How does it work?

Here is a worked example of how a company gets its money

Background information

W Ltd has the following expenditure on its only R&D project for an accounting period:

Item Amount
Staffing costs £150,000
Payments to unconnected subcontractors £80,000
Payment to a connected staff supplier £70,000
Payments for use of patents £25,000
  • The R&D qualifies within the DTI guidelines and is relevant to the trade.
  • W Ltd is an SME and carried out the project on its own account.
  • Any intellectual property arising from the project is owned by W Ltd.
  • W Ltd received no subsidies or grants in respect of the project.
  • The project is such that the expenditure is not capital for tax purposes and is deductible in computing the company’s profit or loss.

The company had an allowable trading loss before the R&D claim of £179,000. Also the company had paid the PAYE and NIC liabilities for payment periods ending in the accounting period of £40,000 which arose in respect of both R&D staff and other staff.

Working out the company's enhanced R&D tax relief

The R&D expenditure qualifying for enhanced relief is:

  • 100% of the staffing costs for R&D staff that were paid in the period (so long as they were 100% engaged on R&D, otherwise their costs will need to be apportioned).
  • 65% of the payments to unconnected subcontractors.
  • Because the staff supplier is connected to W Ltd the qualifying expenditure is the lesser of the amount paid by W Ltd and the relevant costs of the staff supplier. The connected staff supplier's relevant expenditure on salaries for the staff supplied was £40,000.

The payments for use of patents does not qualify for enhanced relief because it does not fall within the types of qualifying costs.

So the qualifying expenditure is:

Item Amount
Staffing costs £150,000
Subcontract costs £52,000
(£80,000 x 65%)
Staff supplier costs £40,000
(£70,000 limited to cost)
Total £242,000

This means the company can claim an extra deduction of £121,000 (£242,000 x 50%) increasing the allowable trading loss for the period from £179,000 to £300,000 (£179,000 + £121,000).

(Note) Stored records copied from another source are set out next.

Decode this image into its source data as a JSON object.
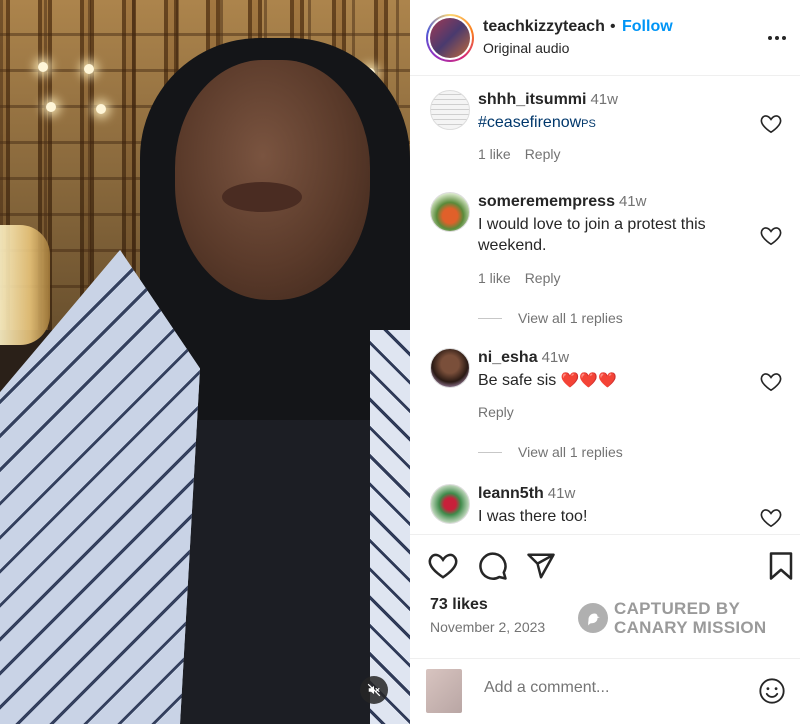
{
  "post": {
    "username": "teachkizzyteach",
    "separator": "•",
    "follow_label": "Follow",
    "audio_label": "Original audio",
    "more_icon": "more-options-icon"
  },
  "comments": [
    {
      "username": "shhh_itsummi",
      "time": "41w",
      "text": "#ceasefirenow",
      "text_suffix": "PS",
      "likes": "1 like",
      "reply": "Reply"
    },
    {
      "username": "someremempress",
      "time": "41w",
      "text": "I would love to join a protest this weekend.",
      "likes": "1 like",
      "reply": "Reply",
      "view_replies": "View all 1 replies"
    },
    {
      "username": "ni_esha",
      "time": "41w",
      "text": "Be safe sis",
      "hearts": "❤️❤️❤️",
      "reply": "Reply",
      "view_replies": "View all 1 replies"
    },
    {
      "username": "leann5th",
      "time": "41w",
      "text": "I was there too!"
    }
  ],
  "footer": {
    "likes": "73 likes",
    "date": "November 2, 2023",
    "add_comment_placeholder": "Add a comment...",
    "watermark_line1": "CAPTURED BY",
    "watermark_line2": "CANARY MISSION"
  },
  "colors": {
    "follow_blue": "#0095f6",
    "hashtag": "#00376b",
    "muted_text": "#737373"
  }
}
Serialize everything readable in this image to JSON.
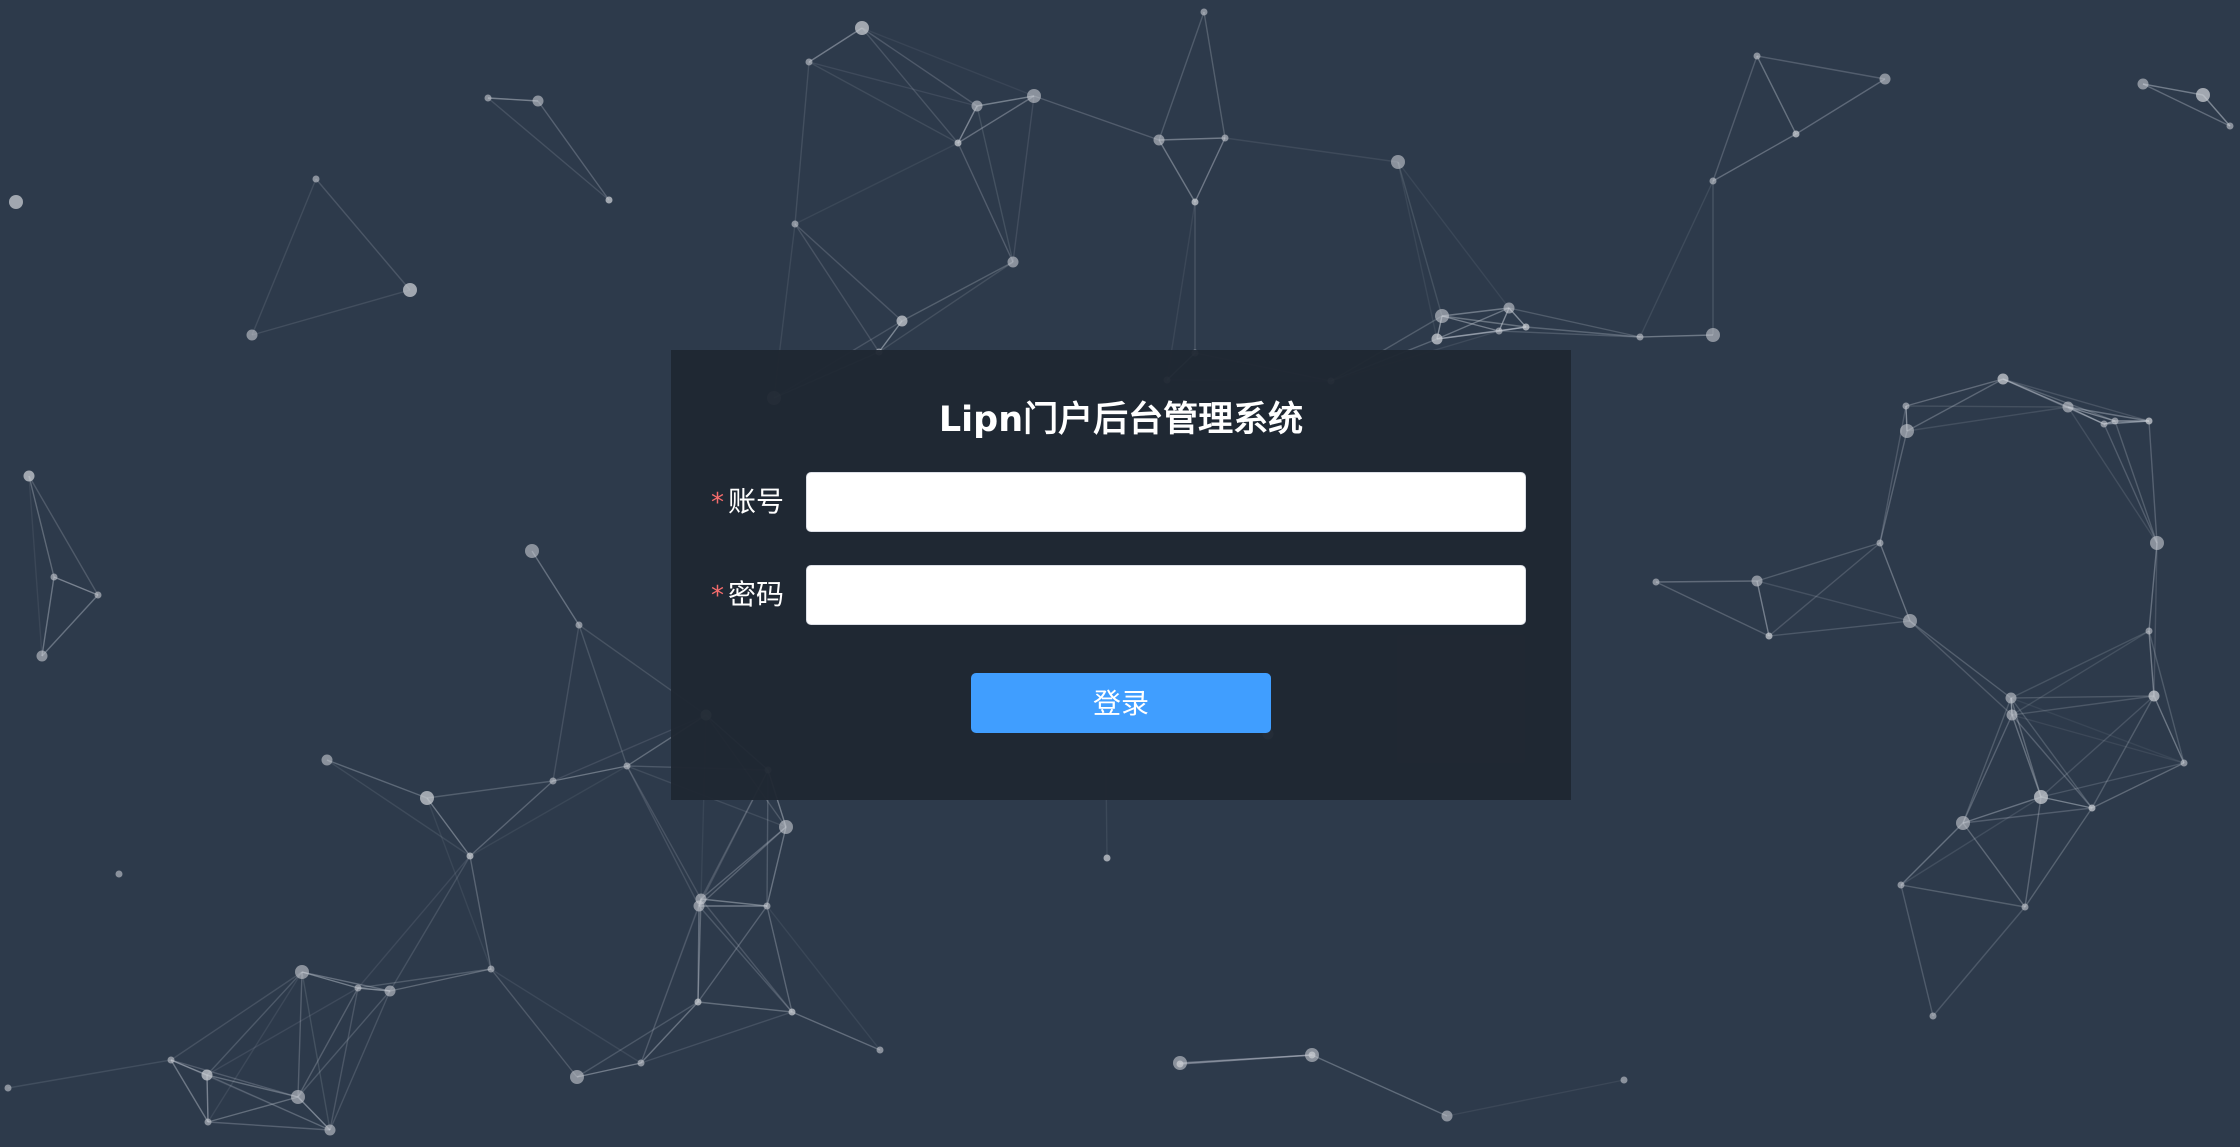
{
  "login": {
    "title": "Lipn门户后台管理系统",
    "required_mark": "*",
    "account_label": "账号",
    "account_value": "",
    "password_label": "密码",
    "password_value": "",
    "submit_label": "登录"
  },
  "colors": {
    "background": "#2d3a4b",
    "panel": "#1f2732",
    "primary_button": "#409eff",
    "required_mark": "#f56c6c",
    "network_lines": "#c7ced8",
    "network_nodes": "#c8ccd2"
  }
}
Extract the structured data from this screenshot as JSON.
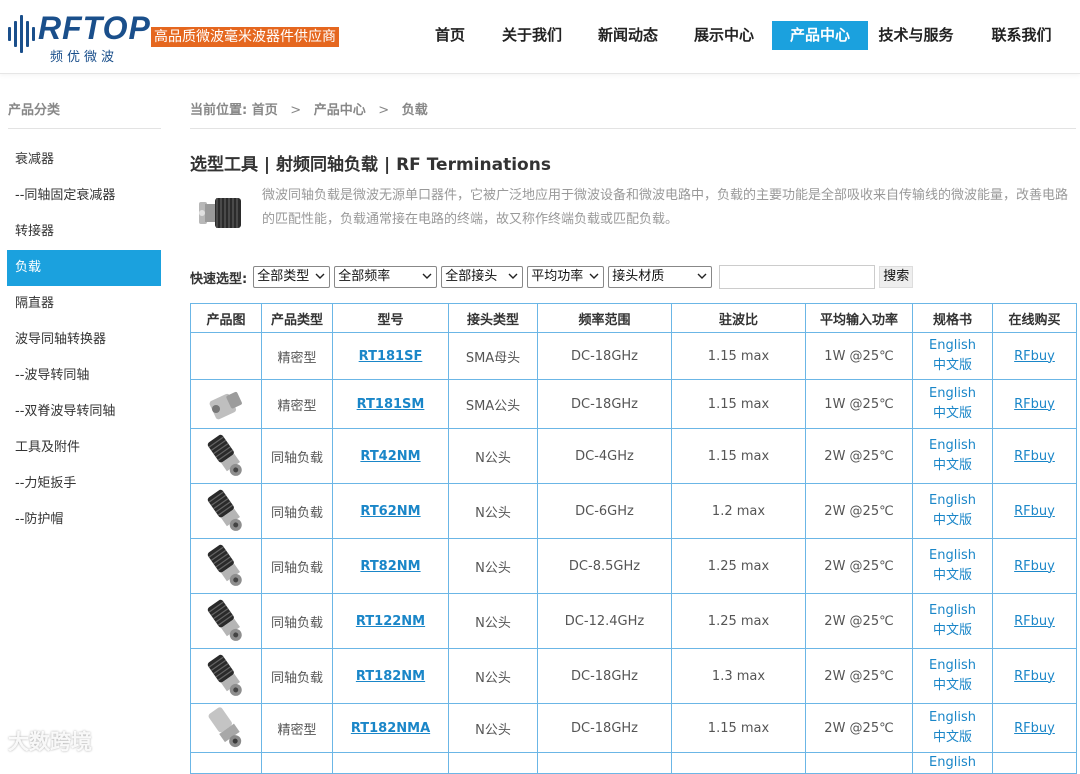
{
  "brand": {
    "logo_text": "RFTOP",
    "logo_sub": "频优微波",
    "slogan": "高品质微波毫米波器件供应商"
  },
  "nav": [
    {
      "label": "首页",
      "active": false
    },
    {
      "label": "关于我们",
      "active": false
    },
    {
      "label": "新闻动态",
      "active": false
    },
    {
      "label": "展示中心",
      "active": false
    },
    {
      "label": "产品中心",
      "active": true
    },
    {
      "label": "技术与服务",
      "active": false
    },
    {
      "label": "联系我们",
      "active": false
    }
  ],
  "sidebar": {
    "title": "产品分类",
    "items": [
      {
        "label": "衰减器",
        "active": false
      },
      {
        "label": "--同轴固定衰减器",
        "active": false
      },
      {
        "label": "转接器",
        "active": false
      },
      {
        "label": "负载",
        "active": true
      },
      {
        "label": "隔直器",
        "active": false
      },
      {
        "label": "波导同轴转换器",
        "active": false
      },
      {
        "label": "--波导转同轴",
        "active": false
      },
      {
        "label": "--双脊波导转同轴",
        "active": false
      },
      {
        "label": "工具及附件",
        "active": false
      },
      {
        "label": "--力矩扳手",
        "active": false
      },
      {
        "label": "--防护帽",
        "active": false
      }
    ]
  },
  "breadcrumb": {
    "prefix": "当前位置:",
    "items": [
      "首页",
      "产品中心",
      "负载"
    ],
    "separator": ">"
  },
  "page": {
    "title": "选型工具 | 射频同轴负载 | RF Terminations",
    "intro": "微波同轴负载是微波无源单口器件，它被广泛地应用于微波设备和微波电路中，负载的主要功能是全部吸收来自传输线的微波能量，改善电路的匹配性能，负载通常接在电路的终端，故又称作终端负载或匹配负载。"
  },
  "filters": {
    "label": "快速选型:",
    "selects": [
      "全部类型",
      "全部频率",
      "全部接头",
      "平均功率",
      "接头材质"
    ],
    "search_value": "",
    "search_button": "搜索"
  },
  "table": {
    "headers": [
      "产品图",
      "产品类型",
      "型号",
      "接头类型",
      "频率范围",
      "驻波比",
      "平均输入功率",
      "规格书",
      "在线购买"
    ],
    "rows": [
      {
        "image": "none",
        "type": "精密型",
        "model": "RT181SF",
        "connector": "SMA母头",
        "freq": "DC-18GHz",
        "vswr": "1.15 max",
        "power": "1W @25℃",
        "spec_en": "English",
        "spec_cn": "中文版",
        "buy": "RFbuy"
      },
      {
        "image": "sma-male-termination-icon",
        "type": "精密型",
        "model": "RT181SM",
        "connector": "SMA公头",
        "freq": "DC-18GHz",
        "vswr": "1.15 max",
        "power": "1W @25℃",
        "spec_en": "English",
        "spec_cn": "中文版",
        "buy": "RFbuy"
      },
      {
        "image": "n-male-termination-icon",
        "type": "同轴负载",
        "model": "RT42NM",
        "connector": "N公头",
        "freq": "DC-4GHz",
        "vswr": "1.15 max",
        "power": "2W @25℃",
        "spec_en": "English",
        "spec_cn": "中文版",
        "buy": "RFbuy"
      },
      {
        "image": "n-male-termination-icon",
        "type": "同轴负载",
        "model": "RT62NM",
        "connector": "N公头",
        "freq": "DC-6GHz",
        "vswr": "1.2 max",
        "power": "2W @25℃",
        "spec_en": "English",
        "spec_cn": "中文版",
        "buy": "RFbuy"
      },
      {
        "image": "n-male-termination-icon",
        "type": "同轴负载",
        "model": "RT82NM",
        "connector": "N公头",
        "freq": "DC-8.5GHz",
        "vswr": "1.25 max",
        "power": "2W @25℃",
        "spec_en": "English",
        "spec_cn": "中文版",
        "buy": "RFbuy"
      },
      {
        "image": "n-male-termination-icon",
        "type": "同轴负载",
        "model": "RT122NM",
        "connector": "N公头",
        "freq": "DC-12.4GHz",
        "vswr": "1.25 max",
        "power": "2W @25℃",
        "spec_en": "English",
        "spec_cn": "中文版",
        "buy": "RFbuy"
      },
      {
        "image": "n-male-termination-icon",
        "type": "同轴负载",
        "model": "RT182NM",
        "connector": "N公头",
        "freq": "DC-18GHz",
        "vswr": "1.3 max",
        "power": "2W @25℃",
        "spec_en": "English",
        "spec_cn": "中文版",
        "buy": "RFbuy"
      },
      {
        "image": "precision-n-termination-icon",
        "type": "精密型",
        "model": "RT182NMA",
        "connector": "N公头",
        "freq": "DC-18GHz",
        "vswr": "1.15 max",
        "power": "2W @25℃",
        "spec_en": "English",
        "spec_cn": "中文版",
        "buy": "RFbuy"
      },
      {
        "image": "none",
        "type": "",
        "model": "",
        "connector": "",
        "freq": "",
        "vswr": "",
        "power": "",
        "spec_en": "English",
        "spec_cn": "",
        "buy": ""
      }
    ]
  },
  "watermark": "大数跨境",
  "colors": {
    "accent": "#1ba1de",
    "brand": "#1a4f8b",
    "slogan_bg": "#e5671f",
    "link": "#1a86c8",
    "table_border": "#6bb6e6"
  }
}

Using the enhanced losses and working out the payable tax credit

The company can surrender part of its £300,000 trading loss in return for a payable credit.

W Ltd has funds on deposit which yield £20,000 of interest, but no other taxable income.

The first step in establishing the amount of the payable tax credit is to work out the surrenderable loss. The amount of the surrenderable loss is the lesser of:

  • the amount of the trading loss sustained in that period that has not been otherwise relieved or surrendered or could be relieved against other profits of the same accounting period, £280,000 (£300,000 - £20,000 of interest income against which the losses can be relieved), and
  • 150% of the qualifying R&D expenditure, £363,000 (£242,000 + £121,000).

Therefore, the amount of the surrenderable loss is £280,000.

The amount of payable tax credit that a company is entitled to for an accounting period is the lesser of

  • 16% of the surrenderable loss for that period, and
    (in this case £44,800, i.e. 16% of £280,000)
  • the company's PAYE and NIC liabilities for payment periods ending in that accounting period
    (in this case £40,000, as stated in the background information above).

This means the company can claim a payable tax credit in cash from HMRC of £40,000.

First £20,000 of losses are used against other income (interest in this case). In order to claim the payable credit, losses of £250,000 are surrendered (£40,000 divided by the 16% payable credit rate). From the company's total £300,000 of losses, this leaves £30,000 of losses to be carried forward to relieve against future profits.